Immune System Disorder: Alopecia areata is an immune system disorder which causes hair follicles to stop producing hairs. Advanced forms of the disorder are identified by the terms alopecia totalis when all head hair disappears, and alopecia universalis which results in all body hair disappearing.

Menopause: Due to hormonal changes after menopause, some women find their hair begins to thin. There are a variety of treatments available involving hormone replacement therapy (HRT). There may be side effects in some cases and experimentation may be necessary under the guidance of a physician.

Poor Blood Circulation: Poor blood flow to the scalp, insufficient nutrients in the blood, or poor drainage of waste products through the lymphatic systems can all contribute.

Pregnancy: Three to six months after delivering a child, many women notice a degree of hair loss as the hair goes into a resting phase because of the physiological impact of the pregnancy on the body.

Pulling: Traction alopecia is the term used to describe loss of hair from constant pulling, as with tightly braided hair styles such as pony tails. Also the improper use of curling tongs or rollers can tug the hair so it weakens.

Sebum buildup: Sebum buildup in the follicles attacks the hair bulb, the rounded area at the end of a hair strand which is rooted in the follicle. Sebum causes the hair bulb to shrink so the hair is not as well rooted. After the hair falls out the new hair strand growing in that follicle is weaker and thinner and the process is repeated until the hair follicle is so damaged it dies. (Sebum is a fatty substance secreted from the sebaceous glands most of which open into hair follicles.)

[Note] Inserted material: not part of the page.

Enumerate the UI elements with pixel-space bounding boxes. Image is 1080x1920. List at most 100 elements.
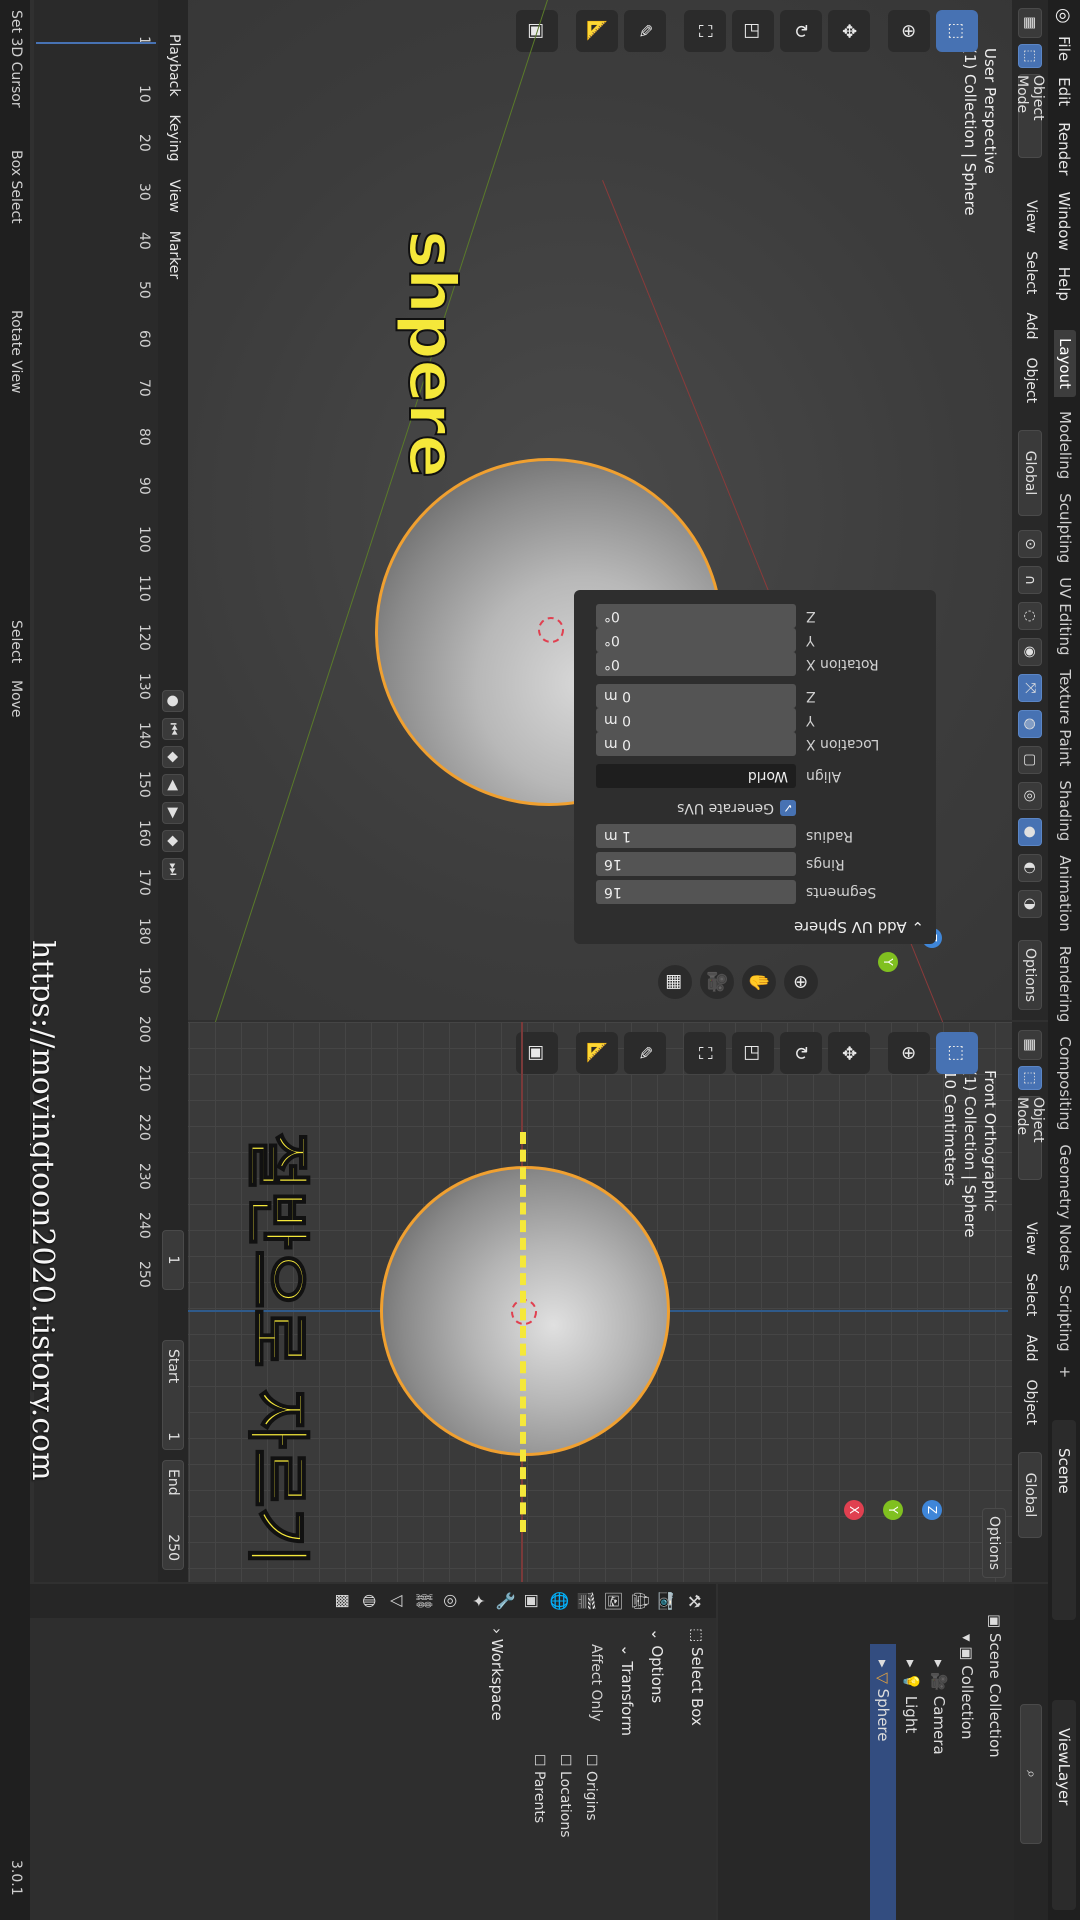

Stress and nervous disorders: Telogen effluvium is the term used for a slowing down of new hair growth because of sudden or severe stress. The stress triggers a large number of hair follicles to enter the resting stage, so a few months after the stressful event, those follicles shed hair at about the same time.

Further reasons for women's hair loss include:

* Pattern baldness for many of the same reasons as men
* Hormonal disturbances during menopause
* Birth control pills
* Childbearing

Most women will recognize some hair-thinning between the ages of 45 and 65. In women, however, it is not necessarily the quantity of hair being reduced, but the fact that individual hair shafts become thinner.

Childbirth: After pregnancy many women experience a loss of hair, this is caused many hair simultaneously entering the resting (telogen) phase. Within two to three months after giving birth, some women will notice large amounts of hair coming out in their brushes and combs. This can last one to six months, but resolves completely in most cases. This condition is caused by the hormonal changes that take place after a woman's body recovers from her pregnancy.

Birth control pills: Women who have a genetic predisposition to suffer from Androgenic Alopecia can have it occur at a much younger age by taking birth control pills. The hormonal changes that occur trigger the onset of the Androgenic Alopecia. If a woman has a history of female pattern loss in her family she should advise her doctor before going on the pill. After the discontinuation of the pill the woman may notice that her hair begins shedding two or three months later. This may continue for six months when it usually stops. In some cases the process cannot be reversed and the woman may not regrow some of the hair that was lost.